Herren LL: Sieg und Lehrgeld für die Zwote

Verletzte, Spätkommer und nur ein Trainer dabei. So waren die Vorzeichen gegen Budberg nicht optimal. Andererseits war aber mit Finn Schoppmeyer auch eine gute Verstärkung aus der Oberligamannschaft dabei.

Was dann kam ist schnell berichtet. Die Vorgabe, Budberg unter Druck zu halten, wurde weitestgehend umgesetzt und die SG konnte trotz  schlechter Startphase im zweiten Satz beide Sätze klar gewinnen.

Doch trotz warnender Worte kam im dritten Satz das, was kommen musste. Duisburg nicht mehr so konzentriert, mit vielen Eigenfehlern und im Verlauf sichtlich verunsichert. Parallel wurde Budberg aggressiver und gewann zunehmend an Selbstvertrauen. Die SG geriet deutlich mit 7 Bällen in Rückstand. Aber gerade rechtzeitig konnte Duisburg über eine Aufschlagserie und guter Blockarbeit nochmal zum 24:24 ausgleichen. Das Finale ging hin und her, konnte aber letztlich nicht gewonnen werden.
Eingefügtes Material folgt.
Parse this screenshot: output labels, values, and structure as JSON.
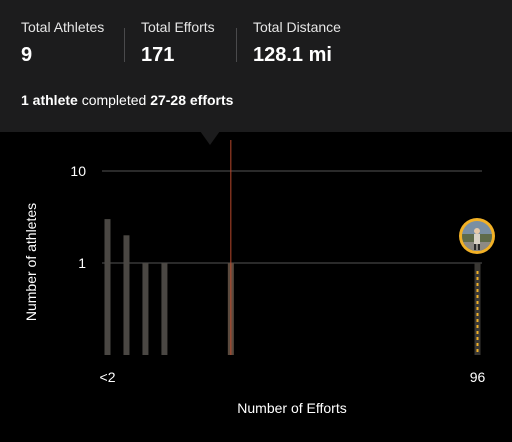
{
  "stats": [
    {
      "label": "Total Athletes",
      "value": "9"
    },
    {
      "label": "Total Efforts",
      "value": "171"
    },
    {
      "label": "Total Distance",
      "value": "128.1 mi"
    }
  ],
  "summary": {
    "athletes": "1 athlete",
    "middle": " completed ",
    "efforts": "27-28 efforts"
  },
  "colors": {
    "bar": "#4a4743",
    "highlight_bar": "#5a4a3e",
    "marker_line": "#b8492c",
    "user_ring": "#f2b126",
    "user_dash": "#f2b126",
    "grid": "#555555"
  },
  "chart_data": {
    "type": "bar",
    "xlabel": "Number of Efforts",
    "ylabel": "Number of athletes",
    "y_scale": "log",
    "ylim": [
      0.1,
      10
    ],
    "y_ticks": [
      {
        "value": 10,
        "label": "10"
      },
      {
        "value": 1,
        "label": "1"
      }
    ],
    "x_ticks": [
      {
        "bin": 0,
        "label": "<2"
      },
      {
        "bin": 39,
        "label": "96"
      }
    ],
    "bins": [
      {
        "bin": 0,
        "value": 3
      },
      {
        "bin": 2,
        "value": 2
      },
      {
        "bin": 4,
        "value": 1
      },
      {
        "bin": 6,
        "value": 1
      },
      {
        "bin": 13,
        "value": 1,
        "highlight": true
      },
      {
        "bin": 39,
        "value": 1,
        "user": true
      }
    ],
    "selected_bin": 13,
    "bin_count": 40
  }
}
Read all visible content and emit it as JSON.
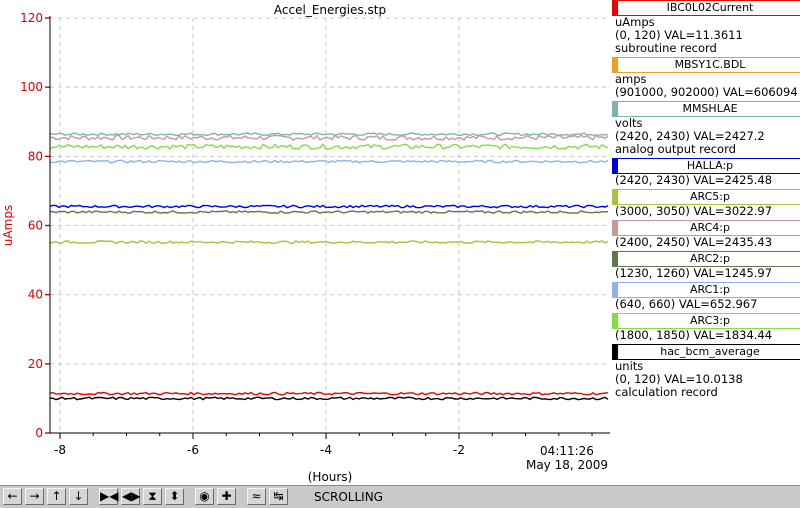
{
  "chart_data": {
    "type": "line",
    "title": "Accel_Energies.stp",
    "xlabel": "(Hours)",
    "ylabel": "uAmps",
    "ylim": [
      0,
      120
    ],
    "xlim": [
      -8.15,
      0.27
    ],
    "y_ticks": [
      "0",
      "20",
      "40",
      "60",
      "80",
      "100",
      "120"
    ],
    "x_ticks": [
      {
        "value": -8,
        "label": "-8"
      },
      {
        "value": -6,
        "label": "-6"
      },
      {
        "value": -4,
        "label": "-4"
      },
      {
        "value": -2,
        "label": "-2"
      }
    ],
    "end_time": "04:11:26",
    "end_date": "May 18, 2009",
    "grid": true,
    "ylabel_color": "#dd0000",
    "series": [
      {
        "name": "ARC4:p",
        "color": "#c49a96",
        "baseline": 85.4
      },
      {
        "name": "MMSHLAE",
        "color": "#7fb2b2",
        "baseline": 86.4
      },
      {
        "name": "ARC3:p",
        "color": "#80e040",
        "baseline": 82.8
      },
      {
        "name": "ARC1:p",
        "color": "#8fb0ec",
        "baseline": 78.5
      },
      {
        "name": "HALLA:p",
        "color": "#0000dd",
        "baseline": 65.5
      },
      {
        "name": "ARC2:p",
        "color": "#607848",
        "baseline": 63.9
      },
      {
        "name": "ARC5:p",
        "color": "#a6c436",
        "baseline": 55.2
      },
      {
        "name": "IBC0L02Current",
        "color": "#ee0000",
        "baseline": 11.4
      },
      {
        "name": "hac_bcm_average",
        "color": "#000000",
        "baseline": 10.0
      }
    ]
  },
  "legend": [
    {
      "name": "IBC0L02Current",
      "color": "#ee0000",
      "lines": [
        "uAmps",
        "(0, 120) VAL=11.3611",
        "subroutine record"
      ]
    },
    {
      "name": "MBSY1C.BDL",
      "color": "#f0a020",
      "lines": [
        "amps",
        "(901000, 902000)  VAL=606094"
      ]
    },
    {
      "name": "MMSHLAE",
      "color": "#7fb2b2",
      "lines": [
        "volts",
        "(2420, 2430)  VAL=2427.2",
        "analog output record"
      ]
    },
    {
      "name": "HALLA:p",
      "color": "#0000dd",
      "lines": [
        "(2420, 2430)  VAL=2425.48"
      ]
    },
    {
      "name": "ARC5:p",
      "color": "#a6c436",
      "lines": [
        "(3000, 3050) VAL=3022.97"
      ]
    },
    {
      "name": "ARC4:p",
      "color": "#c49a96",
      "lines": [
        "(2400, 2450)  VAL=2435.43"
      ]
    },
    {
      "name": "ARC2:p",
      "color": "#607848",
      "lines": [
        "(1230, 1260)  VAL=1245.97"
      ]
    },
    {
      "name": "ARC1:p",
      "color": "#8fb0ec",
      "lines": [
        "(640, 660)  VAL=652.967"
      ]
    },
    {
      "name": "ARC3:p",
      "color": "#80e040",
      "lines": [
        "(1800, 1850)  VAL=1834.44"
      ]
    },
    {
      "name": "hac_bcm_average",
      "color": "#000000",
      "lines": [
        "units",
        "(0, 120)  VAL=10.0138",
        "calculation record"
      ]
    }
  ],
  "toolbar": {
    "buttons": [
      {
        "name": "scroll-left-button",
        "glyph": "←"
      },
      {
        "name": "scroll-right-button",
        "glyph": "→"
      },
      {
        "name": "scroll-up-button",
        "glyph": "↑"
      },
      {
        "name": "scroll-down-button",
        "glyph": "↓"
      },
      {
        "name": "zoom-in-x-button",
        "glyph": "▶◀"
      },
      {
        "name": "zoom-out-x-button",
        "glyph": "◀▶"
      },
      {
        "name": "zoom-in-y-button",
        "glyph": "⧗"
      },
      {
        "name": "zoom-out-y-button",
        "glyph": "⬍"
      },
      {
        "name": "auto-scale-button",
        "glyph": "◉"
      },
      {
        "name": "add-button",
        "glyph": "✚"
      },
      {
        "name": "reset-view-button",
        "glyph": "≈"
      },
      {
        "name": "mode-toggle-button",
        "glyph": "↹"
      }
    ],
    "mode": "SCROLLING"
  }
}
Der vierte Satz wurde aus Sicht der SG noch zerfahrener. Spätestens jetzt wurde klar, dass hier eigentlich gewechselt werden muss. Doch das war so auf Grund der Personaldecke nicht möglich und so war die junge Duisburger Mannschaft sehr mit sich selber beschäftigt und verlor deutlich.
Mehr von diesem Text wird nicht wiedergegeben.